#RSAC: Interview: Larry Whiteside, Jr.

“I stick out like a sixth finger, don’t I?” says Larry Whiteside, Jr. He gestures around the W Hotel Bar opposite the Moscone Center on the first day of the RSA Conference 2022. “I’m a six-foot-something black man in a sea of white males, mostly 40-something or over.” He smiles, he’s not complaining. In fact, he tells me, “it has often worked to my advantage. People know who I am,” he says. “As a person of color in this industry, I have two choices, I could be all ‘woe is me,’ or I can become a people person and utilize that to start a not-for-profit.” Of course, Larry has chosen the latter option.

Choices are something he refers to a lot during the interview. “Everyone has choices,” he insists. “When my father was murdered, I had a choice. I chose not to let it defeat me.” More on choices later.

“Infosecurity Created a New Socio-Economic Reality For Me”

Sticking out like a sixth finger led Larry to co-found Cyversity, a not-for-profit that exists to create a representation of the diverse candidates in cybersecurity. “We want to figure out ways to offer more opportunities for diverse candidates. Seeing people that look like you representing in the industry is really important.”

Larry reflects that the cybersecurity field enabled him to create a life for his (seven) children different from the one he experienced growing up. “The cybersecurity industry has created an opportunity for me to provide for them.” Cyversity aims to tackle the socio-economic factors that so often create barriers to entry into the industry. “The field created a new socio-economic reality for me, and I want it to do the same for others.”

Representation matters repeats Larry. “You need to see people who look like you in successful roles. It makes people think about what is possible. I wear President Obama’s presidential cufflinks to remind me of what is possible.”

Social change happens when everyone stands up to make a difference, not just those impacted and affected by lack of representation, but allies too. At Cyversity, awareness, assessment, training, mentoring and leveling up are the pillars of creating opportunities for diverse candidates.

“Cyversity creates opportunities to level the playing field,” Larry tells me, “I feel fortunate, I made choices and I want others to be able to do the same.”

“CISO Burnout is Real”

Larry estimates that he spends 30-40% of his time on Cyversity. He spends the rest of his professional hours taking on the increasingly challenging role of CISO, a role he declares to be “the most thankless job in the whole industry. People think it’s all high pay, suits and talking to boards,” says Larry, “but it is so much more than that.

"CISO is the most thankless job in the whole industry"

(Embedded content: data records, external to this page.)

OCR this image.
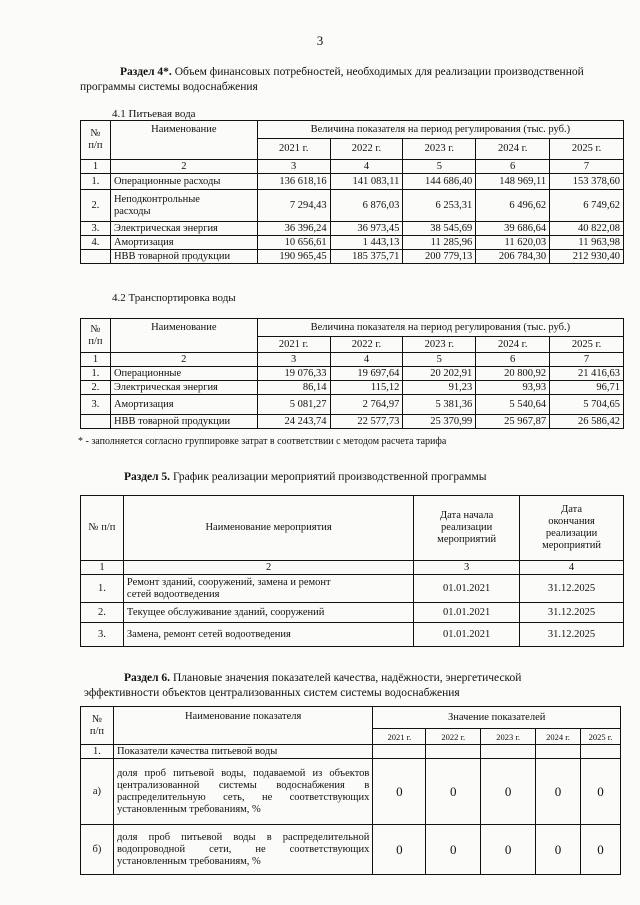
3
Раздел 4*. Объем финансовых потребностей, необходимых для реализации производственной
программы системы водоснабжения
4.1 Питьевая вода
№
п/п	Наименование	Величина показателя на период регулирования (тыс. руб.)				
		2021 г.	2022 г.	2023 г.	2024 г.	2025 г.
1	2	3	4	5	6	7
1.	Операционные расходы	136 618,16	141 083,11	144 686,40	148 969,11	153 378,60
2.	Неподконтрольные
расходы	7 294,43	6 876,03	6 253,31	6 496,62	6 749,62
3.	Электрическая энергия	36 396,24	36 973,45	38 545,69	39 686,64	40 822,08
4.	Амортизация	10 656,61	1 443,13	11 285,96	11 620,03	11 963,98
	НВВ товарной продукции	190 965,45	185 375,71	200 779,13	206 784,30	212 930,40
4.2 Транспортировка воды
№
п/п	Наименование	Величина показателя на период регулирования (тыс. руб.)				
		2021 г.	2022 г.	2023 г.	2024 г.	2025 г.
1	2	3	4	5	6	7
1.	Операционные	19 076,33	19 697,64	20 202,91	20 800,92	21 416,63
2.	Электрическая энергия	86,14	115,12	91,23	93,93	96,71
3.	Амортизация	5 081,27	2 764,97	5 381,36	5 540,64	5 704,65
	НВВ товарной продукции	24 243,74	22 577,73	25 370,99	25 967,87	26 586,42
* - заполняется согласно группировке затрат в соответствии с методом расчета тарифа
Раздел 5. График реализации мероприятий производственной программы
№ п/п	Наименование мероприятия	Дата начала
реализации
мероприятий	Дата
окончания
реализации
мероприятий

1	2	3	4
1.	Ремонт зданий, сооружений, замена и ремонт
сетей водоотведения	01.01.2021	31.12.2025
2.	Текущее обслуживание зданий, сооружений	01.01.2021	31.12.2025
3.	Замена, ремонт сетей водоотведения	01.01.2021	31.12.2025
Раздел 6. Плановые значения показателей качества, надёжности, энергетической
эффективности объектов централизованных систем системы водоснабжения
№
п/п	Наименование показателя	Значение показателей				
		2021 г.	2022 г.	2023 г.	2024 г.	2025 г.
1.	Показатели качества питьевой воды					
а)	доля проб питьевой воды, подаваемой из объектов централизованной системы водоснабжения в распределительную сеть, не соответствующих установленным требованиям, %	0	0	0	0	0
б)	доля проб питьевой воды в распределительной водопроводной сети, не соответствующих установленным требованиям, %	0	0	0	0	0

“CISO burnout is real. You can go 364 days without a breach, but the day you have one, the CISO is considered neglectful, when in reality, it’s likely another part of the business that has not respected the policies or rules put into place by the CISO,” Larry explains. “The role of CISO is always on, even during vacations and weekends. That’s why burnout happens.”

The sharp increase in the average salary of a CISO over the past decade is partly responsible for the burnout experienced by so many CISOs. “In 2012, the average CISO was paid $175,000. Today, it’s $400k. That increases contributes to the value of the CISO, the expectations and importance to the business,” explains Larry. “Today’s CISO needs to be a business leader, which differs from being a tech leader. It’s tougher.” Consequently, he reflects that many CISOs have sadly turned to alcohol as a “reality of stress. The burnout is real,” he states once again. “If you think about the pressure that males have to provide, trying to cope with the stress and worry of potentially losing their job if they suffer a breach is a lot to cope with,” he says. I would argue that this pressure isn’t exclusive to men. Female and non-binary security professionals are also subject to the pressure of providing.

Those that have been in the field for 15 or more years, Larry adds, are looking for the opportunity to move to board-level seats to add maximum value. “Many also look to transition to CTO or CIO roles, but I’ll always be a security guy, it’s my mindset and that comes from childhood,” he says, referring to house break-ins that influenced his mindset from early days.

I ask what advice Larry would give to an industry n00bie with aspirations of a CISO role. “Be realistic, understand the totality of the role and understand it for what it is – an educator. People just talk about CISOs controlling strategy, but it’s so much more than that.” Larry is adamant that CISOs should sit on the board, even though he concedes that happens less than 1% of the time in reality.

At the beginning of our conversation, Larry referred to choosing to be a people person, and I can unequivocally agree that he is. Several times during our conversation, various peers stopped to shake his hand. As he says, he sticks out like a sixth finger, but a sixth finger that is impeccably dressed with a friendly grin and faultless manners, and what’s more, a sixth finger that has used his differentiator for positive. Larry is a man that has made many incredible choices that have landed him an aspirational career and, more importantly, have led him to happiness.